Faulkner Press, a textbook publisher, on April 1 filed a copyright infringement lawsuit against Class Notes (d/b/a Einstein's Notes), a student note-taking service at the University of Florida. Faulkner primarily publishes textbooks written by UF professors for use in UF classes. The suit alleges that Einstein's Notes illegally copied material from Faulkner Press publications, as well as a UF professor's web site and lectures. The professor is not a plaintiff but says he supports the suit. The professor is paid by Faulkner for sales of the textbook; Faulker also publishes a lecture guide for the class, for which the professor is not paid but payment is made to the department.

For details, see the coverage in the Gainesville Sun or the Independent Florida Alligator. For student responses to the suit, see this editorial cartoon and these letters to the editor (1 and 2), as well as this blog post by the president of UF's Free Culture chapter. Faulker has created its own web site about the suit, which links to the original complaint and other documents.

These note-taking services have been a recurring point of soreness for UF faculty; see e.g. this article from 2005 (and my op-ed response, at the time as a student). The stories also note an unsuccessful suit from 1996 against a similar service.

Comment. My favorite take on this, and the angle relevant to OA, is the student editorial cartoon, which points to the tension between the advancement of learning (supposedly a core value of academia) and academics' management of their own copyright, and the incentives toward profit and control therein.

Disclosure: As it happens, I once registered for this particular professor's class and bought the textbook in question, published by Faulkner. I dropped the class and returned the textbook when I discovered that the textbook, which is only available in electronic format, only works on Windows and Mac (I use Linux). I was also upset at the cost of the textbook ($80 or so for a CD in a box) and the software-registration system which Faulkner uses to prevent resale after the semester ends. Update. See the comments by David Wiley (1 and 2).
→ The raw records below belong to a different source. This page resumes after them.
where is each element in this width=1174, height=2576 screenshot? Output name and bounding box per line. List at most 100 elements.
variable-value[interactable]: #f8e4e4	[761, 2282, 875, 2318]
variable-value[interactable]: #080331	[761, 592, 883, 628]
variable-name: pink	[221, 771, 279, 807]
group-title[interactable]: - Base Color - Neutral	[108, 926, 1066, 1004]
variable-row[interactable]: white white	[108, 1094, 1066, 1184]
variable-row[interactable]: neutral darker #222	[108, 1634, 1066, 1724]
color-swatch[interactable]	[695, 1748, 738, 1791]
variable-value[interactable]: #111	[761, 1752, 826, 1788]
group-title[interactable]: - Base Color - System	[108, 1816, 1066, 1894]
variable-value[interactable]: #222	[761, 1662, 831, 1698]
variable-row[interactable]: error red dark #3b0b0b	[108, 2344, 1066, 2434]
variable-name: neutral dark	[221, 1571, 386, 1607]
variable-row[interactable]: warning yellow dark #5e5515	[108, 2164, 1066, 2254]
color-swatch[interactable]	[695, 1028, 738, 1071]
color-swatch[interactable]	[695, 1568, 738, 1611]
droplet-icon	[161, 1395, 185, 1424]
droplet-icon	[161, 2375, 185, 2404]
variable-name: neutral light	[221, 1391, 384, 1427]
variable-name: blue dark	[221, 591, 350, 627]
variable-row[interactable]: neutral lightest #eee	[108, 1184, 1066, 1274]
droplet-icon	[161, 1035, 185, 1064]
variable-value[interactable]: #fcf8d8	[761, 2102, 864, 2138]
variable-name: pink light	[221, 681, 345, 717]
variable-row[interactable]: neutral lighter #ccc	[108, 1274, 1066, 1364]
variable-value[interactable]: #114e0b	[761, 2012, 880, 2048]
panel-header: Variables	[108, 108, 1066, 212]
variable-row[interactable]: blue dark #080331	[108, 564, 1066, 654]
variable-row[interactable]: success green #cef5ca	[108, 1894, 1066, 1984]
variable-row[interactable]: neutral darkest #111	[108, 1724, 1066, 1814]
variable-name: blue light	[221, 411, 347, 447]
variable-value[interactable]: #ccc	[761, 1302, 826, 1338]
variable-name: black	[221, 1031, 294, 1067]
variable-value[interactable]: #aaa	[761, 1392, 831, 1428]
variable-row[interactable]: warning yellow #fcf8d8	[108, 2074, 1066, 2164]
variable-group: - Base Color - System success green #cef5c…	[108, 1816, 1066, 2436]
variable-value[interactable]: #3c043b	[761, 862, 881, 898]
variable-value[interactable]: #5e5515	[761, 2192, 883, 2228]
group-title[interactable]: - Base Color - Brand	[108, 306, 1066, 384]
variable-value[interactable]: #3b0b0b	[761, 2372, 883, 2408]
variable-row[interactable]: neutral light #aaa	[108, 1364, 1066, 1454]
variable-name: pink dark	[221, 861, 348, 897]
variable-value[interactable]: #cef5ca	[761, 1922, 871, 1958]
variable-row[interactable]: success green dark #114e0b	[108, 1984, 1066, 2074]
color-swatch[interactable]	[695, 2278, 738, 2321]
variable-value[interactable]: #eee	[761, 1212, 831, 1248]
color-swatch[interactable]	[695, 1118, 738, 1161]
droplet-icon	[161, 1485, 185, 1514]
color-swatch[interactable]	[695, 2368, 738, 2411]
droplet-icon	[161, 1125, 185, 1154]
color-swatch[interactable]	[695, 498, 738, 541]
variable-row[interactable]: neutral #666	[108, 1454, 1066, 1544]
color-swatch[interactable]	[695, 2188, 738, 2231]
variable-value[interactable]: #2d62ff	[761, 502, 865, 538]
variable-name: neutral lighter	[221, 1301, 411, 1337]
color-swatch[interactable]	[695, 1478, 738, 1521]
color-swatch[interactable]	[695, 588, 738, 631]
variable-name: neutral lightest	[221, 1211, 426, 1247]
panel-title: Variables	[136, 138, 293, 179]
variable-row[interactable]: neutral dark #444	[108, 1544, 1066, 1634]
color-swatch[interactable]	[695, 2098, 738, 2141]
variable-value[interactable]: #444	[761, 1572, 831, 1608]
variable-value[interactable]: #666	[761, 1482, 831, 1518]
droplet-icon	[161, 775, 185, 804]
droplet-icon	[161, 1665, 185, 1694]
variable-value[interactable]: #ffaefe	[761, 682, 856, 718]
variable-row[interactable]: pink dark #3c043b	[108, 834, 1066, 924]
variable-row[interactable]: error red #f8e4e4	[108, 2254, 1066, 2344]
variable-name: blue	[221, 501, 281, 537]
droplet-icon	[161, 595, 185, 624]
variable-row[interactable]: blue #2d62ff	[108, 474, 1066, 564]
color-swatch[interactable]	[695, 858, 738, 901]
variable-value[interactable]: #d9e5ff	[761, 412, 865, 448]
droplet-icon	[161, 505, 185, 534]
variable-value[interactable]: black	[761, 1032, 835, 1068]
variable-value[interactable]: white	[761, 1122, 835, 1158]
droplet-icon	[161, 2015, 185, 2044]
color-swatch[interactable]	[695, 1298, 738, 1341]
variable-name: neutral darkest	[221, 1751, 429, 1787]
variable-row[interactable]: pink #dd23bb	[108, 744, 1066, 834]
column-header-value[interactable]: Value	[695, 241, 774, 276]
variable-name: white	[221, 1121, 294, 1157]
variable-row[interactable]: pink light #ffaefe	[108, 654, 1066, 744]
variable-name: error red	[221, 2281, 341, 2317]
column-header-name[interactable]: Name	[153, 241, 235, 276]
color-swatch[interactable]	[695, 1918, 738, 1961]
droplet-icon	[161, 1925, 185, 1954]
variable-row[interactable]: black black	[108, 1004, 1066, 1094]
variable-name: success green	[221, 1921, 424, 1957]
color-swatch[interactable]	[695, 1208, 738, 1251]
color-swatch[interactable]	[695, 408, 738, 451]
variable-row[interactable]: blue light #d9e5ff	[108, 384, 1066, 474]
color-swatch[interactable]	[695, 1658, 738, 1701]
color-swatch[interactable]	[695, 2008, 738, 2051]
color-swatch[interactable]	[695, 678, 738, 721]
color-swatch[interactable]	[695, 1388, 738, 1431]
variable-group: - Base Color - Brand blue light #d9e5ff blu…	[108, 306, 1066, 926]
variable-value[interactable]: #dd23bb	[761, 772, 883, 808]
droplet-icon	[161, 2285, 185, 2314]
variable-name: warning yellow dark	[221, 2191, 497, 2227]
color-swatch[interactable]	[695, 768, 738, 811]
The story was also picked up by the Chronicle's Wired Campus blog, Wired's Threat Level blog, and Boing Boing, among others. Update. According to the Independent Florida Alligator, the note-taking company hasn't yet responded to the lawsuit, but is temporarily stopping its service for the class in question. The textbook publisher also announced it will make the class' lecture notes available free online beginning in the summer, and will start posting audio lectures immediately.